HMGA1 Drives Inflammatory Pathways, Cell Cycle Progression, and Embryonic Stem Cell Genes During Leukemic Transformation

Abstract 1371

Although the high mobility group AT-hook 1 (HMGA1) gene functions as a potent oncogene in experimental models and high expression of HMGA1 portends a poor prognosis in diverse tumors, its role in leukemogenesis has remained elusive. We showed previously that HMGA1 induces leukemic transformation in cultured cells and causes aggressive lymphoid leukemia in transgenic mice. Inhibiting HMGA1 expression blocks colony formation in human lymphoid leukemia cells in vitro. Moreover, high levels correlate with relapse in childhood acute lymphoblastic leukemia (ALL), suggesting that it plays an important role in ALL. Because HMGA1 functions as a chromatin remodeling protein that modulates gene expression, we hypothesized that it drives leukemogenesis by dysregulating specific genes and pathways. To identify genes and cellular pathways induced by HMGA1 that could be targeted in therapy, we performed global gene expression profile analysis from lymphoid cells from the HMGA1 transgenic mice at different stages in tumorigenesis. All HMGA1 transgenics succumb to lymphoid malignancy with complete penetrance by 8–12 months. Pooled RNA samples at 2 months (before tumors develop) and 12 months (after tumors are well-established) were analyzed for differential expression of >20,000 unique genes by microarray analysis (Affymetrix) using both a parametric and nonparametric approach. A subset of differentially expressed genes was confirmed using quantitative, RT-PCR. Differentially expressed genes were analyzed for cellular pathways and functions using Ingenuity Pathway Analysis (IPA; www.ingenuity.com) and Gene Set Enrichment Analysis. To determine if these genes and pathways were relevant in human ALL, we knocked down HMGA1 expression in human ALL cells and assessed expression of a subset of the differentially expressed genes.

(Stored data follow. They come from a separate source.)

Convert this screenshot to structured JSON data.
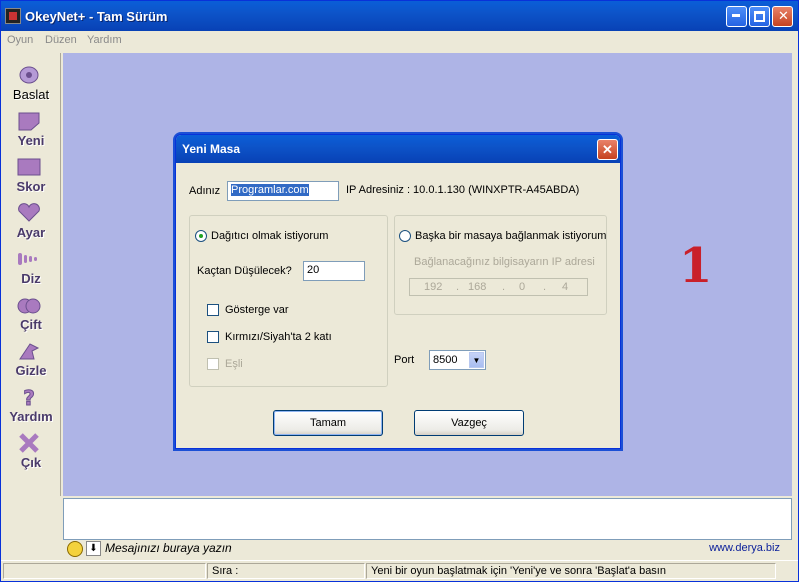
{
  "window": {
    "title": "OkeyNet+ - Tam Sürüm"
  },
  "menu": [
    "Oyun",
    "Düzen",
    "Yardım"
  ],
  "sidebar": [
    {
      "label": "Baslat",
      "icon": "spool-icon"
    },
    {
      "label": "Yeni",
      "icon": "new-table-icon"
    },
    {
      "label": "Skor",
      "icon": "score-icon"
    },
    {
      "label": "Ayar",
      "icon": "heart-icon"
    },
    {
      "label": "Diz",
      "icon": "tiles-icon"
    },
    {
      "label": "Çift",
      "icon": "pair-icon"
    },
    {
      "label": "Gizle",
      "icon": "hide-icon"
    },
    {
      "label": "Yardım",
      "icon": "question-icon"
    },
    {
      "label": "Çık",
      "icon": "x-icon"
    }
  ],
  "dialog": {
    "title": "Yeni Masa",
    "name_label": "Adınız",
    "name_value": "Programlar.com",
    "ip_info": "IP Adresiniz : 10.0.1.130 (WINXPTR-A45ABDA)",
    "radio_dealer": "Dağıtıcı olmak istiyorum",
    "radio_connect": "Başka bir masaya bağlanmak istiyorum",
    "descend_label": "Kaçtan Düşülecek?",
    "descend_value": "20",
    "connect_ip_label": "Bağlanacağınız bilgisayarın IP adresi",
    "ip_octets": [
      "192",
      "168",
      "0",
      "4"
    ],
    "ip_separator": ".",
    "chk_indicator": "Gösterge var",
    "chk_double": "Kırmızı/Siyah'ta 2 katı",
    "chk_paired": "Eşli",
    "port_label": "Port",
    "port_value": "8500",
    "ok_button": "Tamam",
    "cancel_button": "Vazgeç"
  },
  "chat": {
    "placeholder": "Mesajınızı buraya yazın",
    "link": "www.derya.biz"
  },
  "status": {
    "turn_label": "Sıra :",
    "message": "Yeni bir oyun başlatmak için 'Yeni'ye ve sonra 'Başlat'a basın"
  },
  "colors": {
    "titlebar": "#0a5ed8",
    "board": "#aeb4e6",
    "accent_red": "#c9202a"
  }
}
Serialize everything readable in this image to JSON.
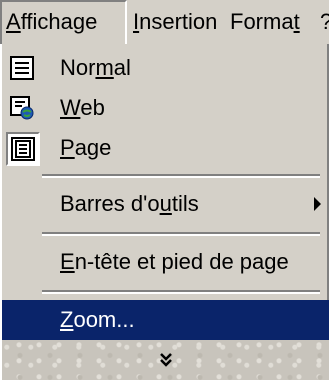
{
  "menubar": {
    "items": [
      {
        "pre": "",
        "key": "A",
        "post": "ffichage"
      },
      {
        "pre": "",
        "key": "I",
        "post": "nsertion"
      },
      {
        "pre": "Forma",
        "key": "t",
        "post": ""
      },
      {
        "pre": "",
        "key": "",
        "post": "?"
      }
    ]
  },
  "dropdown": {
    "normal": {
      "pre": "Nor",
      "key": "m",
      "post": "al",
      "icon": "normal-view-icon"
    },
    "web": {
      "pre": "",
      "key": "W",
      "post": "eb",
      "icon": "web-layout-icon"
    },
    "page": {
      "pre": "",
      "key": "P",
      "post": "age",
      "icon": "page-layout-icon"
    },
    "toolbars": {
      "pre": "Barres d'o",
      "key": "u",
      "post": "tils",
      "submenu_icon": "submenu-arrow-icon"
    },
    "header_footer": {
      "pre": "",
      "key": "E",
      "post": "n-tête et pied de page"
    },
    "zoom": {
      "pre": "",
      "key": "Z",
      "post": "oom..."
    },
    "expand_icon": "expand-chevrons-icon"
  },
  "colors": {
    "menu_bg": "#d4d0c8",
    "highlight_bg": "#0a246a",
    "highlight_text": "#ffffff"
  }
}
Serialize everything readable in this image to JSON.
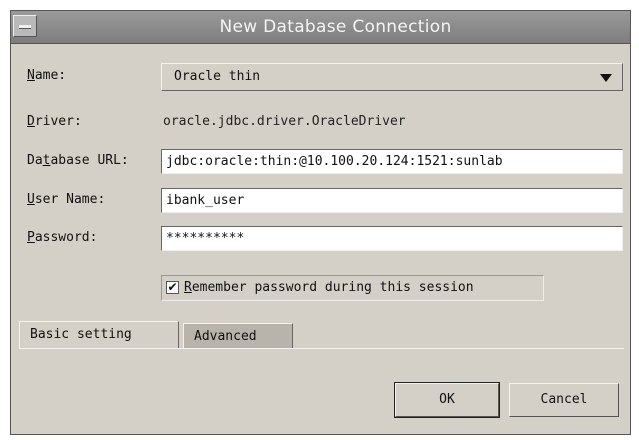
{
  "dialog": {
    "title": "New Database Connection"
  },
  "fields": {
    "name": {
      "label_m": "N",
      "label_rest": "ame:",
      "value": "Oracle thin"
    },
    "driver": {
      "label_m": "D",
      "label_rest": "river:",
      "value": "oracle.jdbc.driver.OracleDriver"
    },
    "url": {
      "label_pre": "Da",
      "label_m": "t",
      "label_rest": "abase URL:",
      "value": "jdbc:oracle:thin:@10.100.20.124:1521:sunlab"
    },
    "user": {
      "label_m": "U",
      "label_rest": "ser Name:",
      "value": "ibank_user"
    },
    "password": {
      "label_m": "P",
      "label_rest": "assword:",
      "value": "**********"
    }
  },
  "remember": {
    "checked": true,
    "check_glyph": "✔",
    "label_m": "R",
    "label_rest": "emember password during this session"
  },
  "tabs": {
    "basic": "Basic setting",
    "advanced": "Advanced"
  },
  "buttons": {
    "ok": "OK",
    "cancel": "Cancel"
  }
}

Early in leukemogenesis (at 2 months), 113 genes were differentially expressed in the HMGA1 transgenics compared to controls. In established leukemia (12 months), 715 genes were differentially expressed. In established tumors, the dysregulated genes are involved in cancer, cell cycle regulation, and cell-mediated immune response by Ingenuity Pathway Analysis. Geneset enrichment showed that embryonic stem cell genes are enriched in the established leukemic cells. At both early and late stages in leukemogenesis, differentially regulated genes are involved in cellular development, hematopoiesis, and hematologic development. Early in leukemogenesis, most of the significantly dysregulated genes are involved in the inflammatory response and included NF-kappaB as a major node. In human ALL cells, knock-down of HMGA1 also resulted in knock-down of genes identified in our transgenic model, suggesting that these HMGA1 regulated genes are also relevant to human ALL.

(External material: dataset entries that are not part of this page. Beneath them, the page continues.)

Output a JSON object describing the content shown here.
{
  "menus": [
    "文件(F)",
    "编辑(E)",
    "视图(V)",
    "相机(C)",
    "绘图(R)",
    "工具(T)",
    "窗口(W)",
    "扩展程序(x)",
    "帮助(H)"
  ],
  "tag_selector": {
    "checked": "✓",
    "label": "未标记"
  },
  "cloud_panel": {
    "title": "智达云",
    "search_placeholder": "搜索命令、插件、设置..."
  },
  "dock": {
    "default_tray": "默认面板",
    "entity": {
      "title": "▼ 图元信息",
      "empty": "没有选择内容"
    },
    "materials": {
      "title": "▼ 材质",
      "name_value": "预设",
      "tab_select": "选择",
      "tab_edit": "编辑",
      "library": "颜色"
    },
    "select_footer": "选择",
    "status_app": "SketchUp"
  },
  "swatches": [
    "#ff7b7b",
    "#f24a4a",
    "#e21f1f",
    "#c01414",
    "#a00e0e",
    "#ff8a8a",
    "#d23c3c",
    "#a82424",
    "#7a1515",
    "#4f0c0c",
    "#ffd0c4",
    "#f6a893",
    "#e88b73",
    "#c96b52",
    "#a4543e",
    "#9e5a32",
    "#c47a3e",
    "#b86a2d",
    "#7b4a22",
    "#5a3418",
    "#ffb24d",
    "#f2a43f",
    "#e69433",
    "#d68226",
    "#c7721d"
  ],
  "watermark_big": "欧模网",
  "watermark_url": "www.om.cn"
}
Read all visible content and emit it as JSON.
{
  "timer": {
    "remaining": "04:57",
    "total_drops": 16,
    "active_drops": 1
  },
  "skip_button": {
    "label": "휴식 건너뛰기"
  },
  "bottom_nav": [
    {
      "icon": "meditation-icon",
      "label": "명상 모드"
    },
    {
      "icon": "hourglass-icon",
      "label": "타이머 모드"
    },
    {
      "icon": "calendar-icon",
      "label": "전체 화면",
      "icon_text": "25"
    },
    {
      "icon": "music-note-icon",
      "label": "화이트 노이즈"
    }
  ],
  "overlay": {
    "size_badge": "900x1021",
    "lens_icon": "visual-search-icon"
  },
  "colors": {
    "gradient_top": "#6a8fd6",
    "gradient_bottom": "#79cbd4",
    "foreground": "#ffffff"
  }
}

In summary, we found that HMGA1 induces inflammatory pathways early in leukemogenesis and pathways involved in embryonic stem cells, cell cycle progression, and cancer in established tumors. HMGA1 also dysregulates genes involved in cellular development and hematopoiesis at both early and late stages of tumorigenesis. Some of these HMGA1 pathways were also present in human ALL cells. Moreover, these results provide mechanistic insight into HMGA1 function at different stages in leukemogenesis and point to cellular pathways that could serve as therapeutic targets in ALL.